Big data and big money start to turn the tide in dementia research
Dementia Technology and major new initiatives are forging fresh paths for dementia research. What’s new and when can we expect it?
The human brain is the one of the most complex systems in the world and so tackling the diseases that cause dementia is a huge challenge. Historically, dementia research has suffered from lack of awareness and investment, with 99 per cent of clinical trials into Alzheimer’s failing over the past decade. Despite this, dementia research is at a turning point, says Dr Matthew Norton, Director of Policy and Strategy at Alzheimer’s Research UK. “We’re still not as good at knowing how the brain works as we’d like to be,” says Norton. “but the tide is definitely starting to turn.”
Technological advances, rising person-power and a new collaborative investment drives are all playing a role.
Technology is crucial
“Big data is being used really effectively in the commercial arena,” points out Norton.
"The NHS is probably the only system in the world with lifelong data, so how do we make best use of that?”
People, he suggests, have huge power to advance research by contributing their own data for research purposes.
In terms of building up a baseline picture of how dementia progresses, “technology is crucial”. Over two million people have played Alzheimer’s Research UK’s mobile app Sea Hero Quest, which uses gaming to collect data on users’ spatial awareness and navigational skills.
“The app is helping researchers build a picture of what’s normal,” explains Norton. “That information will help them understand how this process goes wrong in Alzheimer’s and potentially how to spot changes early. The big data space is very exciting.”
The charity’s Insight 46 project is also taking advantage of decades of health data. This state-of-the-art UCL brain imaging study tracks 500 people who have already contributed regular health and lifestyle information as part of the life-long research project
“This study is helping researchers build a picture of some of the earliest brain changes in those in their late sixties and what could be driving them.” This knowledge, Norton says, is crucial for addressing the biggest unknowns in dementia research and informing the growing search for better ways to treat the condition.
Translating knowledge into treatments
When it comes to drug discovery and delivery, investment is key.
With clinical trials costing pharmaceutical companies up to a billion pounds, it’s vital that charities, universities and government are working together to give potential new treatments the best chance of success. Government investment increased from £28 million to £66 million between 2012 and 2015, while Alzheimer’s Research UK is also contributing to major new schemes such as the Dementia Consortium, the MRC Dementia Research Institute, and the Dementia Discovery Fund. “But what we can’t forget”, says Norton, “is that people are waiting for the fruits of these labours.”

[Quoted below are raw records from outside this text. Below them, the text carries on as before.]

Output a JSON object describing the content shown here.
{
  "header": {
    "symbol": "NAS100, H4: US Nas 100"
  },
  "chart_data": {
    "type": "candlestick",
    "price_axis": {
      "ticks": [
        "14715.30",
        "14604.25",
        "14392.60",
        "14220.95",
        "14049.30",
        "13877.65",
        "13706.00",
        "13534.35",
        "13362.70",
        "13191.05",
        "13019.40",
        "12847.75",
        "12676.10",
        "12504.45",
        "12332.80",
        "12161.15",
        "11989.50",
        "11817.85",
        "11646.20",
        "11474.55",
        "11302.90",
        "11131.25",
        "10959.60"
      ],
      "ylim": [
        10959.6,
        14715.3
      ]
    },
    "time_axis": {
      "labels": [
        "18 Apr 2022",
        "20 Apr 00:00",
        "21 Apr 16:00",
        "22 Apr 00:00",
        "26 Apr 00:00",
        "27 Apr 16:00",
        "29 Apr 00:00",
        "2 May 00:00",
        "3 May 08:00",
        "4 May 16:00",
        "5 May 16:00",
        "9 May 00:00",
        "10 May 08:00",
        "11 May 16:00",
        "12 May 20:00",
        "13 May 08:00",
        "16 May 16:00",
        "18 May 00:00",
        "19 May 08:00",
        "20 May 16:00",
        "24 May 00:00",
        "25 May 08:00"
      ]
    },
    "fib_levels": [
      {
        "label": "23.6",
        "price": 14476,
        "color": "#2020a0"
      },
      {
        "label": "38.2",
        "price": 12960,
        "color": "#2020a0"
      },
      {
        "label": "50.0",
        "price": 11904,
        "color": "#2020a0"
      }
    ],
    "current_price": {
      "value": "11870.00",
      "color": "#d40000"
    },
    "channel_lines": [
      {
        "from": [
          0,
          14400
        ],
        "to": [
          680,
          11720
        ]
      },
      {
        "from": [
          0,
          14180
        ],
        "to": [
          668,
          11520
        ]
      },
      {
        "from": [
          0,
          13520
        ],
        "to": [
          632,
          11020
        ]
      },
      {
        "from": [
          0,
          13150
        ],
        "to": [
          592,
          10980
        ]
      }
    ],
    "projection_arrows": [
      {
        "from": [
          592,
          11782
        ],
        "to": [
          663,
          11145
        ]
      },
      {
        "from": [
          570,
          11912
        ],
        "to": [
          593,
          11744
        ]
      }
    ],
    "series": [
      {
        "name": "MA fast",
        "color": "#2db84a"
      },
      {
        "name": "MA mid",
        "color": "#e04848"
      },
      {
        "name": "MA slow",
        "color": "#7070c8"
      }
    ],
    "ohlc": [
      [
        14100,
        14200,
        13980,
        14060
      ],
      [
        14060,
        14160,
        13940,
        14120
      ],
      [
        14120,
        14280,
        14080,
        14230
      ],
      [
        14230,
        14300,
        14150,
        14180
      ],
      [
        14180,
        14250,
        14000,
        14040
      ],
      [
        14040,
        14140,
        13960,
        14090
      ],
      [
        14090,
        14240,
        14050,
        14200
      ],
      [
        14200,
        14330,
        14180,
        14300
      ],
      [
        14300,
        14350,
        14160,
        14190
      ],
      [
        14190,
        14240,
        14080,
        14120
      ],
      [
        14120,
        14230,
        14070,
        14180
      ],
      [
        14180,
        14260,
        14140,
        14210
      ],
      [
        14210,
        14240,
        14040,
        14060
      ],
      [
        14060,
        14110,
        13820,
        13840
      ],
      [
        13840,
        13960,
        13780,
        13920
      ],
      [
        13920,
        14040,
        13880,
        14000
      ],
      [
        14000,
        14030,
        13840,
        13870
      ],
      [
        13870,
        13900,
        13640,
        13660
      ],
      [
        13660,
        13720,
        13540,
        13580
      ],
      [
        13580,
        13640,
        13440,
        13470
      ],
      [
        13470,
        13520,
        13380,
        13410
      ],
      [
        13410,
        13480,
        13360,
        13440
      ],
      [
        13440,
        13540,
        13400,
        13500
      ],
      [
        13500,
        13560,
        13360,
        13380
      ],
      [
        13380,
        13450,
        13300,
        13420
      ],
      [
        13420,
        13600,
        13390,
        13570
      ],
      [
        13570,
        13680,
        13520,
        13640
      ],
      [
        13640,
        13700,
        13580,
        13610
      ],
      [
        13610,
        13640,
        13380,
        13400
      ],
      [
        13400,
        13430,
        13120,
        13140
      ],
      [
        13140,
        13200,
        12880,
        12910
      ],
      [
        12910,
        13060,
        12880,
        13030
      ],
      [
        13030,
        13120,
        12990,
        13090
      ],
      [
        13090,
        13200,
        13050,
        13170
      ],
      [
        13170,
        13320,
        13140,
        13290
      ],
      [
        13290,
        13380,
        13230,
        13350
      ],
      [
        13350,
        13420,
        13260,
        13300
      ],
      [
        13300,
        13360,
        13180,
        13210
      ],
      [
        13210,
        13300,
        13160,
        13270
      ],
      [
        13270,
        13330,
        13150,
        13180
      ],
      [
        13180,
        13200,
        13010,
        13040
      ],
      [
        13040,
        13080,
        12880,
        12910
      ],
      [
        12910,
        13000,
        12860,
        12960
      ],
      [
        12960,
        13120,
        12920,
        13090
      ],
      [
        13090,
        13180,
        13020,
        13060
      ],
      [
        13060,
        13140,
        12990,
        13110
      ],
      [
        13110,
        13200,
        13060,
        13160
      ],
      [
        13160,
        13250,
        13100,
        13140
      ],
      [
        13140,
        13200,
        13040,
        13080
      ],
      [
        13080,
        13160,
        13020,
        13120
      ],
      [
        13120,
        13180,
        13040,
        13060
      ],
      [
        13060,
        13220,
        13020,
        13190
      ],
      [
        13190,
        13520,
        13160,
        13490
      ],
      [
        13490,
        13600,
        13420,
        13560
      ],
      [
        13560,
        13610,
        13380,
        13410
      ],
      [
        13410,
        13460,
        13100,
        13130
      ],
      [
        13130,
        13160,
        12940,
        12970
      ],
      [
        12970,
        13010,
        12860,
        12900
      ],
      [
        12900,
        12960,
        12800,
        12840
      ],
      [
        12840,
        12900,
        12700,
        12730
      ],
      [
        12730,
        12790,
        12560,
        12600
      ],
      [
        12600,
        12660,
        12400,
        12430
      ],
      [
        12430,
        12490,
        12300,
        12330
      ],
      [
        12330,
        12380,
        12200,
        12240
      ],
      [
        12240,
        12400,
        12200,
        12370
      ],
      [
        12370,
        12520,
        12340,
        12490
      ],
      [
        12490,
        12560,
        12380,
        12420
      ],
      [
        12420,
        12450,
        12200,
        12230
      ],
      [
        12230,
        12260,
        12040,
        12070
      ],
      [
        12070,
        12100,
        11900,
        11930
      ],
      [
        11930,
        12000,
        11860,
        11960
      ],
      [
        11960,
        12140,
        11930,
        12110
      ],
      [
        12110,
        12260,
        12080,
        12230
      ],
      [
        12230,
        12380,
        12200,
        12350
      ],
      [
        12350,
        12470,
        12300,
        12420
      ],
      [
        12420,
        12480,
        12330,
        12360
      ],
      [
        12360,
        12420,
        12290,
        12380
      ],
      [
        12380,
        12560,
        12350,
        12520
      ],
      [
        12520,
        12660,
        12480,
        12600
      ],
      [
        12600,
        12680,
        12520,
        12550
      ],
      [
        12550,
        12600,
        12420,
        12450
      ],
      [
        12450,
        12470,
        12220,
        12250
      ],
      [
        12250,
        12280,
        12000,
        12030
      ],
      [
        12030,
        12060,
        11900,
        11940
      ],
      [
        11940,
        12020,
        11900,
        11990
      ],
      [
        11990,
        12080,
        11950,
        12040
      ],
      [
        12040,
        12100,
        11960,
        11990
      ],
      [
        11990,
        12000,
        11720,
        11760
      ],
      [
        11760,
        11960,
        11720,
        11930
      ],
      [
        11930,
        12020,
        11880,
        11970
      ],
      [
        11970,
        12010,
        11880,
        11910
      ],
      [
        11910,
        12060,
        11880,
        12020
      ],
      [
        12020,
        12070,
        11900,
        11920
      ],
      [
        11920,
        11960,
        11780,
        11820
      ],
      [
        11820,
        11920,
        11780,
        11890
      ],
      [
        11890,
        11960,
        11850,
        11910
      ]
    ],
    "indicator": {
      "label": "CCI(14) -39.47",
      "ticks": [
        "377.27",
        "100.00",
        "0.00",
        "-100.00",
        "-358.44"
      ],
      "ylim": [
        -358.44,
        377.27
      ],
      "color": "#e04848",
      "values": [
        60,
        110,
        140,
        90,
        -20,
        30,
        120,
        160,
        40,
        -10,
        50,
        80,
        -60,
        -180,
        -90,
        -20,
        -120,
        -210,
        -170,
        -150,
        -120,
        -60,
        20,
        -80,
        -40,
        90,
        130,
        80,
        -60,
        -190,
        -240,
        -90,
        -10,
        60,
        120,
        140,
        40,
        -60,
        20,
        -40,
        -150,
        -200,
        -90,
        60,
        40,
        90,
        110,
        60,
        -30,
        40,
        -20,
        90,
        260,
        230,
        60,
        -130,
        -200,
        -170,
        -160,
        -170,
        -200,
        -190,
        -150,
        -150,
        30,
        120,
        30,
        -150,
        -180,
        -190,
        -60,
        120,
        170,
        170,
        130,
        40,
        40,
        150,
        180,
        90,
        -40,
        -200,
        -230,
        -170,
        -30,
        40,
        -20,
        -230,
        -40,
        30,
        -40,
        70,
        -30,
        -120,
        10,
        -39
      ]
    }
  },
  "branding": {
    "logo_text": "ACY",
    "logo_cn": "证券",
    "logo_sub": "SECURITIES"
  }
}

“There are currently around 12 potential new drug treatments in the final phase of testing”, says Norton. “We’re hopeful that we could see some positive results over the next couple of years.”
If so, delivery will be the next main challenge.
“We’ve been working towards this kind of advance for so long that we cannot let ourselves be surprised when it arrives. The NHS must be geared up to allow patients to access the most cutting-edge innovations from dementia research. We’re feeding into the government’s Accelerated Access Review to make sure that this happens. It might need cultural change in the NHS – better communication between neurologists, GPs, psychiatrists, care and support,” Norton says. But the barriers aren’t insurmountable, and we’re having these important conversations now.”